Surgical management of epilepsy using epidural recordings to localize the seizure focus. Review of 100 cases.


One hundred patients with focal epilepsy (44 were children) were evaluated with extraoperative electrocorticography via epidural electrode arrays. Localization of the epileptogenic focus was derived predominantly from recordings made during spontaneously occurring seizures. All resection procedures were carried out under general anesthesia. During anesthesia, the recording of sensory evoked responses made it possible to readily identify the sensorimotor region. Of the 100 patients, 72 underwent resection of an epileptogenic focus, and 33 of these were children. Those who did not have a resection either exhibited a diffuse seizure focus, failed to show an electrical seizure discharge in association with the clinical seizure, failed to have a seizure during the period of monitoring, or failed to exhibit conclusive changes for identifying a focus in the interictal record. Fifty-seven patients (29 children and 28 adults) who had a resection have been followed for between 1 and 12 years. Eighteen (62%) of the 29 children and 18 (64%) of the 28 adults enjoyed a good result. Twenty of the 100 patients reported here had temporal lobe epilepsy.

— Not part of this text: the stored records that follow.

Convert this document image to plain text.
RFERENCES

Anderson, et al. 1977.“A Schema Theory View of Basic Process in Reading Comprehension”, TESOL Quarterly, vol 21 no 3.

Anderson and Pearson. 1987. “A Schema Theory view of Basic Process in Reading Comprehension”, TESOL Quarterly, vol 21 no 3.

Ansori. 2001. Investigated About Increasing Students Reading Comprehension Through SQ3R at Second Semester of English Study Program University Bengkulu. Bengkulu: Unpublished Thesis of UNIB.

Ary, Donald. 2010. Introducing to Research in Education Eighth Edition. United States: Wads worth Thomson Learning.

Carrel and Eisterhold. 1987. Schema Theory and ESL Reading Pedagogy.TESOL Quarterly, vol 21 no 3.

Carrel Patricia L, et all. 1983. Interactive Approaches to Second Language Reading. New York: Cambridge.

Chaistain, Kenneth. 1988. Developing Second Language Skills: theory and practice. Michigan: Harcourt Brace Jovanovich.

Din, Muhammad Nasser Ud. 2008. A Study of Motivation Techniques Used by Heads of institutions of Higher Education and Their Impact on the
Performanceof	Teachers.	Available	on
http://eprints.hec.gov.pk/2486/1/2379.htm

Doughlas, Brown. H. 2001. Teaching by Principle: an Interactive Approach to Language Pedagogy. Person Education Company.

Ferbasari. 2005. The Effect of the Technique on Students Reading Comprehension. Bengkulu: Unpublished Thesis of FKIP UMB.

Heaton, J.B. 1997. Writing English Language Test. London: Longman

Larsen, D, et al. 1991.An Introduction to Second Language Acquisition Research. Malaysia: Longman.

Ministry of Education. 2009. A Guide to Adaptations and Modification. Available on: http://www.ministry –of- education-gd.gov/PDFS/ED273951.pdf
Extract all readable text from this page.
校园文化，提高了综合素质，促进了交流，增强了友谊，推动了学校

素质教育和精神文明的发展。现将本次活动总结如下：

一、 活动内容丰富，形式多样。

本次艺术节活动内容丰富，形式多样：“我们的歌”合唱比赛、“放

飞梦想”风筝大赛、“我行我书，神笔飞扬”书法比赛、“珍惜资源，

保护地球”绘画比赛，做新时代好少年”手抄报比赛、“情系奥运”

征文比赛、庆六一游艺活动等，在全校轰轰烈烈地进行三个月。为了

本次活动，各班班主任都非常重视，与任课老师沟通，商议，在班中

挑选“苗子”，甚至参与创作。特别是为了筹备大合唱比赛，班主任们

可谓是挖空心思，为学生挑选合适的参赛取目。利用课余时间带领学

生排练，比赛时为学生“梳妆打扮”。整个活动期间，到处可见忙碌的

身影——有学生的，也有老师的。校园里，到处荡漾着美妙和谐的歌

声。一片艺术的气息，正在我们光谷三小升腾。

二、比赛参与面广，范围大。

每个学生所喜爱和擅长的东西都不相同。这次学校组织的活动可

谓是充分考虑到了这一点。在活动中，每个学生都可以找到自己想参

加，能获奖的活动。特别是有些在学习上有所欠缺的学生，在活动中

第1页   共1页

They were candidates for recordings with depth electrodes to identify their focus, but they were evaluated instead with epidural recordings; the method is described. In 15 of them, a unilateral focus was identified and they underwent an anterior temporal lobectomy. Pathological changes were found in every case and, in 11 patients, the epidural recordings distinguished between a medial and a lateral focus. Ten of these patients have been followed for 9 months to 3 1/2 years, and seven have had a good result. The observations suggest that epidural electrodes may be used in lieu of depth electrodes for identifying the symptomatic temporal lobe.